Bonjour bonjour, chers lecteurs!
J'espère que la rentrée s'est bien passée pour vous Je crois qu'on approche d'un de mes moments favoris de l'année, où la douceur de la fin d'été se mêle avec les feuilles jaunies et l'odeur de la terre mouillée...
Malheureusement, sur le Continent, on est encore en plein hiver. Brrr.
Je vous souhaite une bonne lecture!
Partie 13
Marie
N’essayez pas de me mentir.
Non seulement vous n’y arriverez pas, mais en plus tout ce que vous y gagnerez, c’est mon mépris.
Parce que depuis que je suis toute petite, j’ai toujours su ce à quoi les gens pensaient.
Appelez-ça un don ou une escroquerie, peu importe. Le fait est que, quelques soient les masques que vous pouvez porter, je connaitrais votre opinion. C'est cette hypocrisie typiquement humaine qui m'a toujours rendue tranchante et facilement irritable.
Si vous voulez faire réagir Aaron, titillez-le sur ses valeurs. Si vous voulez faire réagir Cynthia, dénigrez ses capacités.
Si vous voulez me faire réagir, ne faites rien ; votre bêtise innée et vos mensonges s'en chargeront à votre place.
J’ai très vite compris que c’était une aptitude dont je ne devais pas parler. Personne autour de moi n’a jamais semblé sous l’emprise d’une chose similaire. Avec le temps, j’ai appris à scruter les gens, à reconnaitre des signes de changement, dans leurs yeux, dans leurs expressions. Et, jusque-là, il semble que je sois un cas unique.

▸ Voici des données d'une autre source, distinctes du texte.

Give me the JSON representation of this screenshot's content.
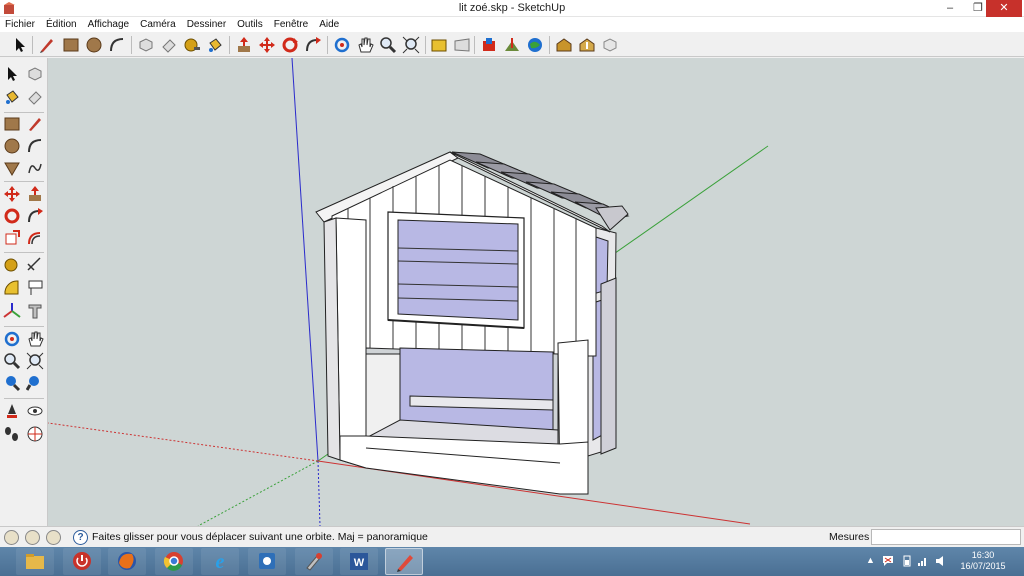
{
  "window": {
    "title": "lit zoé.skp - SketchUp",
    "min_glyph": "‒",
    "max_glyph": "❐",
    "close_glyph": "✕"
  },
  "menu": [
    "Fichier",
    "Édition",
    "Affichage",
    "Caméra",
    "Dessiner",
    "Outils",
    "Fenêtre",
    "Aide"
  ],
  "top_toolbar": {
    "tools": [
      {
        "name": "select-tool-icon"
      },
      {
        "name": "pencil-tool-icon"
      },
      {
        "name": "rectangle-tool-icon"
      },
      {
        "name": "circle-tool-icon"
      },
      {
        "name": "arc-tool-icon"
      },
      {
        "name": "make-component-icon"
      },
      {
        "name": "eraser-tool-icon"
      },
      {
        "name": "tape-measure-icon"
      },
      {
        "name": "paint-bucket-icon"
      },
      {
        "name": "push-pull-icon"
      },
      {
        "name": "move-tool-icon"
      },
      {
        "name": "rotate-tool-icon"
      },
      {
        "name": "follow-me-icon"
      },
      {
        "name": "orbit-tool-icon"
      },
      {
        "name": "pan-tool-icon"
      },
      {
        "name": "zoom-tool-icon"
      },
      {
        "name": "zoom-extents-icon"
      },
      {
        "name": "previous-view-icon"
      },
      {
        "name": "next-view-icon"
      },
      {
        "name": "add-location-icon"
      },
      {
        "name": "terrain-icon"
      },
      {
        "name": "google-earth-icon"
      },
      {
        "name": "warehouse-get-models-icon"
      },
      {
        "name": "warehouse-share-model-icon"
      },
      {
        "name": "share-component-icon"
      }
    ]
  },
  "status": {
    "hint": "Faites glisser pour vous déplacer suivant une orbite.  Maj = panoramique",
    "help_glyph": "?",
    "measures_label": "Mesures",
    "measures_value": ""
  },
  "taskbar": {
    "apps": [
      {
        "name": "file-explorer-icon"
      },
      {
        "name": "power-icon"
      },
      {
        "name": "firefox-icon"
      },
      {
        "name": "chrome-icon"
      },
      {
        "name": "internet-explorer-icon"
      },
      {
        "name": "app-settings-icon"
      },
      {
        "name": "tool-app-icon"
      },
      {
        "name": "word-icon"
      },
      {
        "name": "sketchup-icon"
      }
    ],
    "time": "16:30",
    "date": "16/07/2015"
  },
  "colors": {
    "viewport_bg": "#ced6d5",
    "wood": "#ffffff",
    "glass": "#b8b8e4",
    "axis_red": "#cc3333",
    "axis_green": "#3aa13a",
    "axis_blue": "#2a2acc",
    "taskbar": "#5579a0"
  }
}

J’ai toujours cohabité avec cette drôle de manie de mon esprit, comme une excroissance qui trouverait sa place en se tapissant sur les parois de mon crâne. Lorsque je me retrouve proche de quelqu’un, elle se réveille. Elle bouge. Elle remue dans ma tête, à l’image d’un serpent qui voudrait s’extirper et changer de corps. Et, au milieu d’une conversation ou au simple passage de quelqu’un à côté de moi, elle capte les pensées des gens.
Depuis petite, je sais que personne ne peut entendre ce que j’entends.
Ce qui ne m’a pas empêchée de piquer des colères noires en face de pauvres incrédules, ne se doutant pas une seule seconde que je lisais en eux comme dans un livre ouvert. Même dans mon sommeil, je ressens parfois les rêves des gens qui dorment à mes côtés.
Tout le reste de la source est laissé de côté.